Reka founded; first multimodal models in development
Ex-DeepMind, Google Brain and Meta FAIR researchers (Dani Yogatama, Yi Tay, Cyprien de Masson d'Autume, Qi Liu, Mikel Artetxe) found Reka to build natively multimodal models spanning text, image, video and audio — establishing the multimodal-token meter as the eventual pricing primitive.
- · Snowflake's reported $1 billion-plus bid to acquire Reka collapsed in May 2024 — then Snowflake came back as an investor in Reka's July 2025 round that valued it above $1B.
- · Reka's models are natively multimodal, so its API meter charges separately for text tokens, images (per image), video (per minute) and audio (per minute) — not just tokens.
- · Reka Research breaks the token mold entirely: it bills per 1,000 web-research requests ($25 to $60) depending on how much parallel thinking the query uses.
Questions & answers
- What is Reka AI's pricing model?
- Reka runs a pure usage-based model: a per-1M-token multimodal API (Spark $0.05/$0.05 to Core $2/$6, Flash $0.80/$2), Reka Research billed per 1,000 requests ($25–$60), and Reka Vision billed per input video minute ($0.05).
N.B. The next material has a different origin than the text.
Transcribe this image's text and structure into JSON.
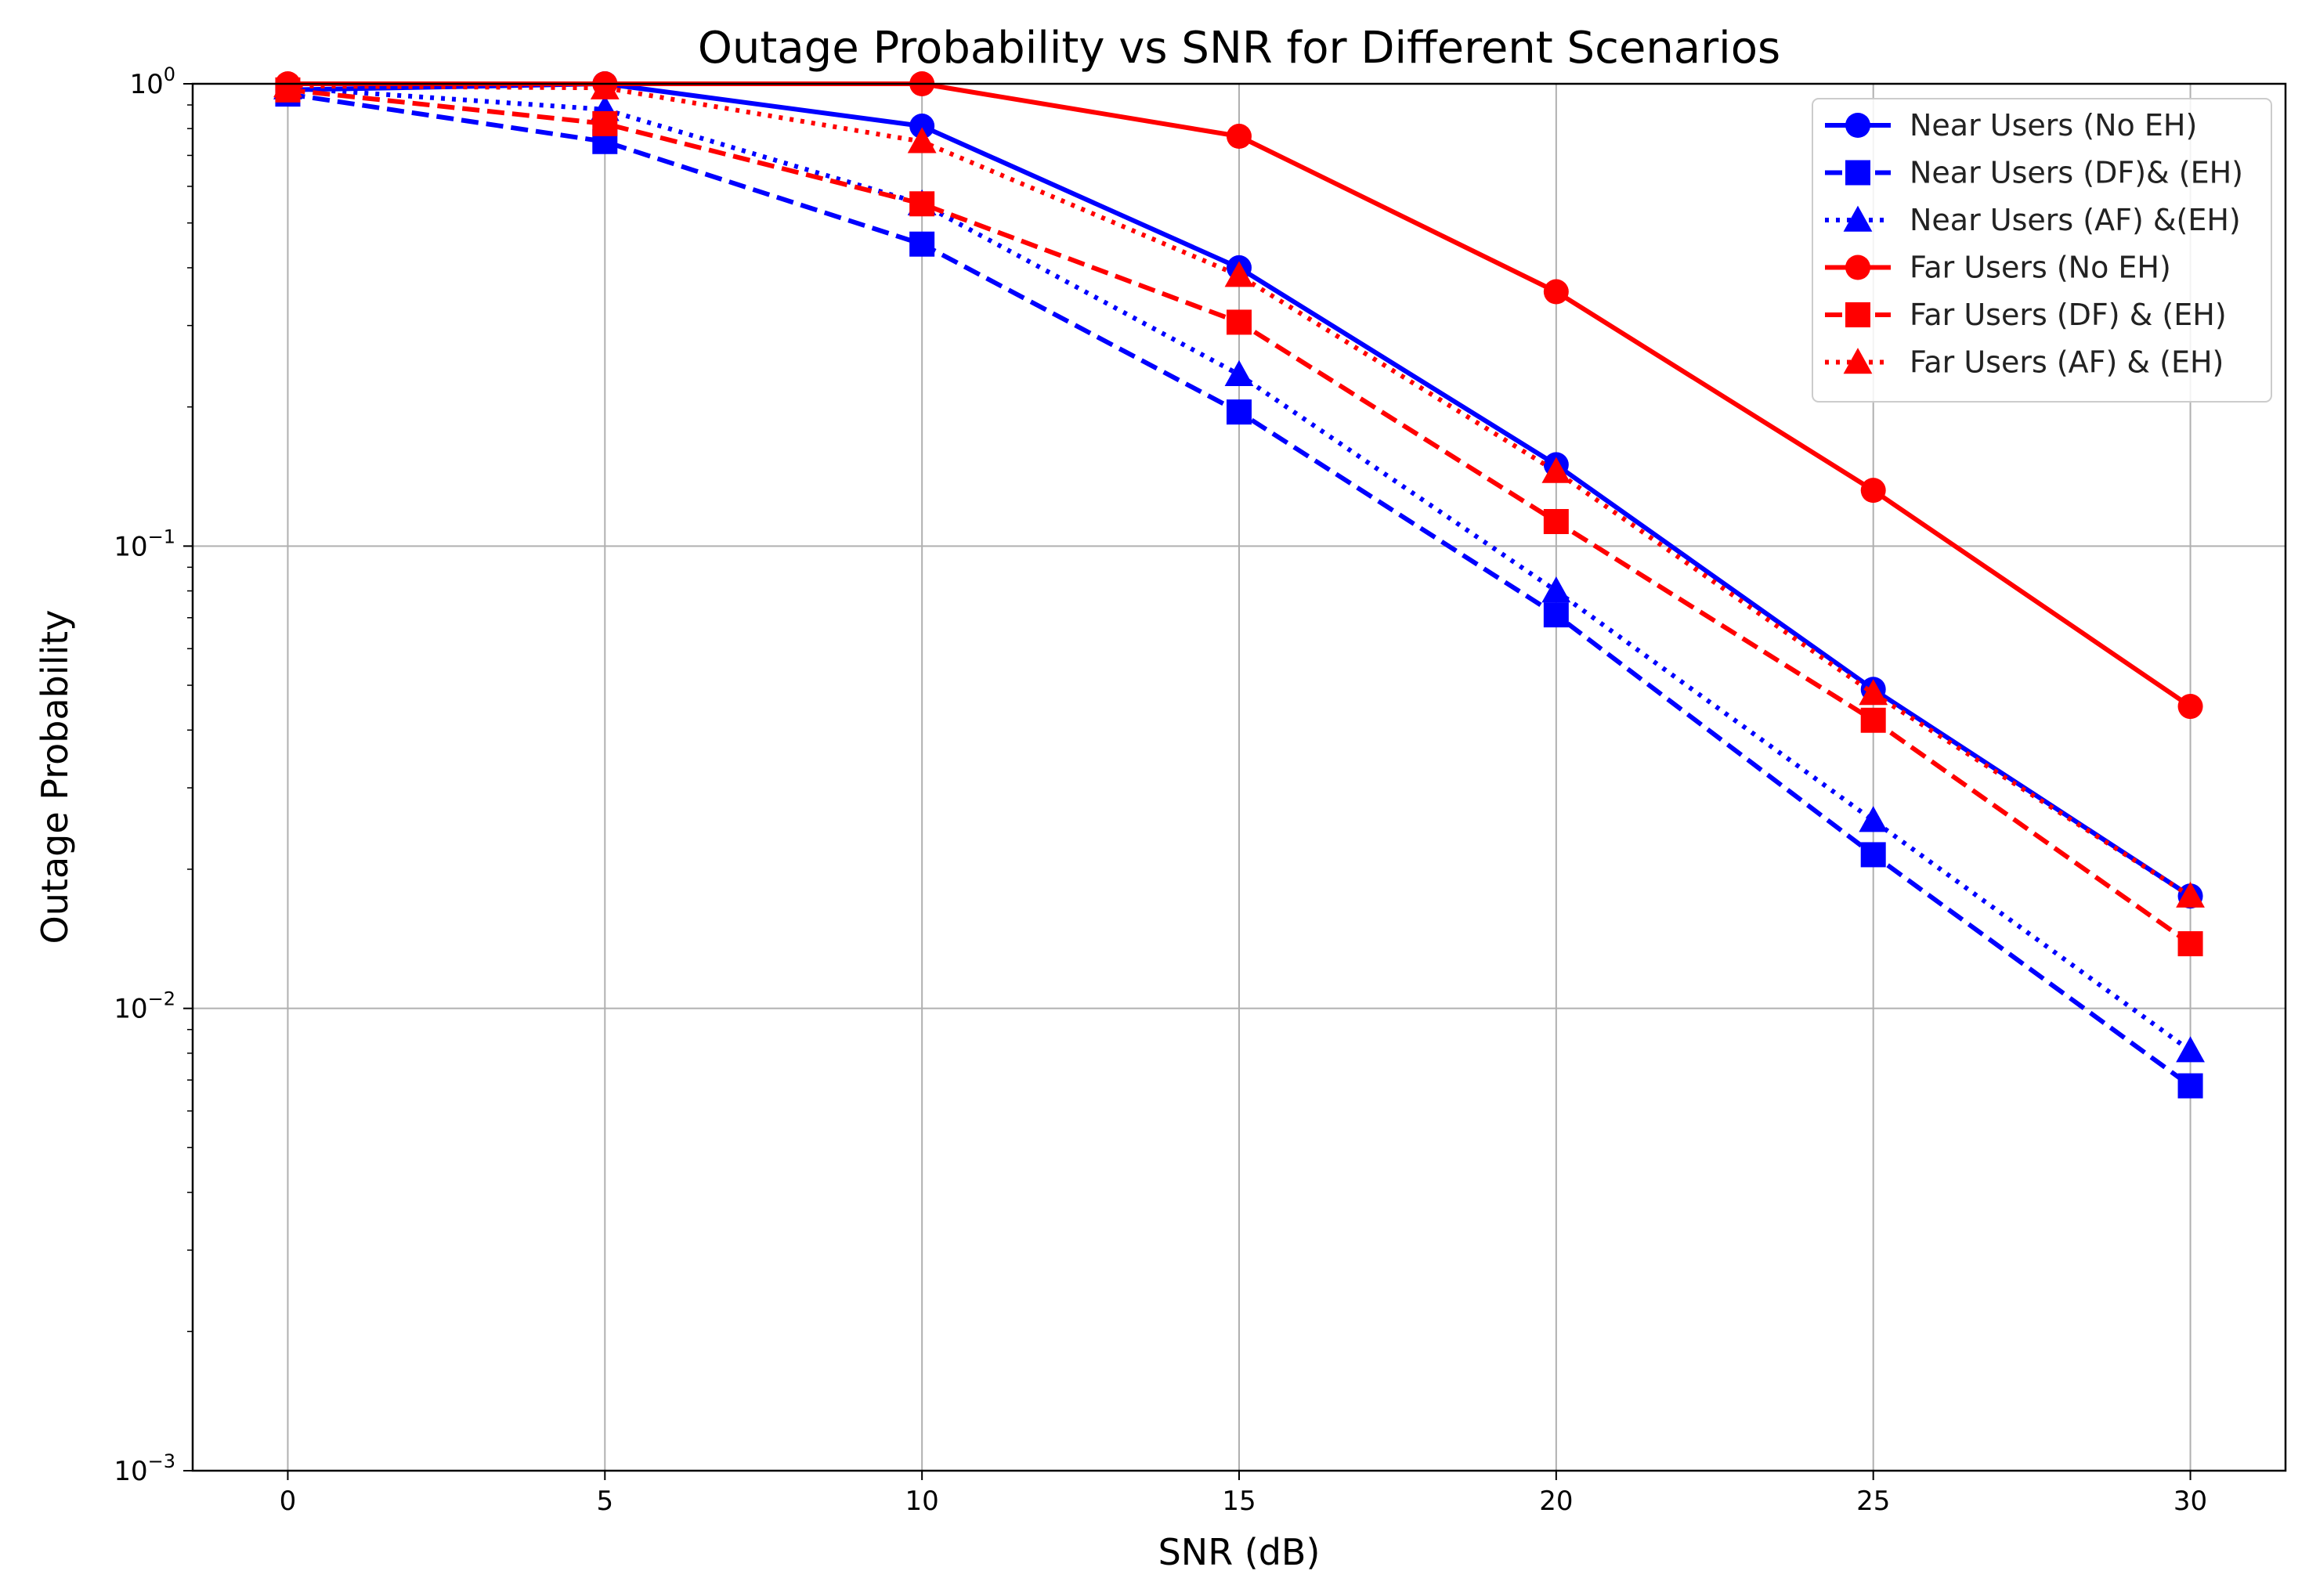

Enterprise on-prem is sales-quoted.
- Does Reka AI offer a free tier?
- Yes on Reka Vision: 3 free hours (180 minutes) of indexed video to evaluate the Vision API. The Reka Chat API is pay-as-you-go per token with no published flat free allowance, and enterprise deployments are quoted.
- How much does the Reka API cost per million tokens?
- Reka Spark is $0.05 in / $0.05 out, Reka Edge $0.10 in / $0.10 out, Reka Flash $0.80 in / $2.00 out, and Reka Core $2.00 in / $6.00 out per 1M tokens (USD). Images, video and audio are billed as separate per-unit charges.
- How is Reka Research priced?
- Reka Research is metered per 1,000 requests, not per token: $25 standard, $35 for parallel-thinking low, and $60 for parallel-thinking high. Each request can run a complex, multi-step web research task.
- Can I run Reka's models on-premise?
- Yes. Reka supports on-premise, cloud and edge deployment where enterprises run the model weights on their own infrastructure for strict security and data-residency needs. This is sales-led and custom-quoted rather than publicly priced.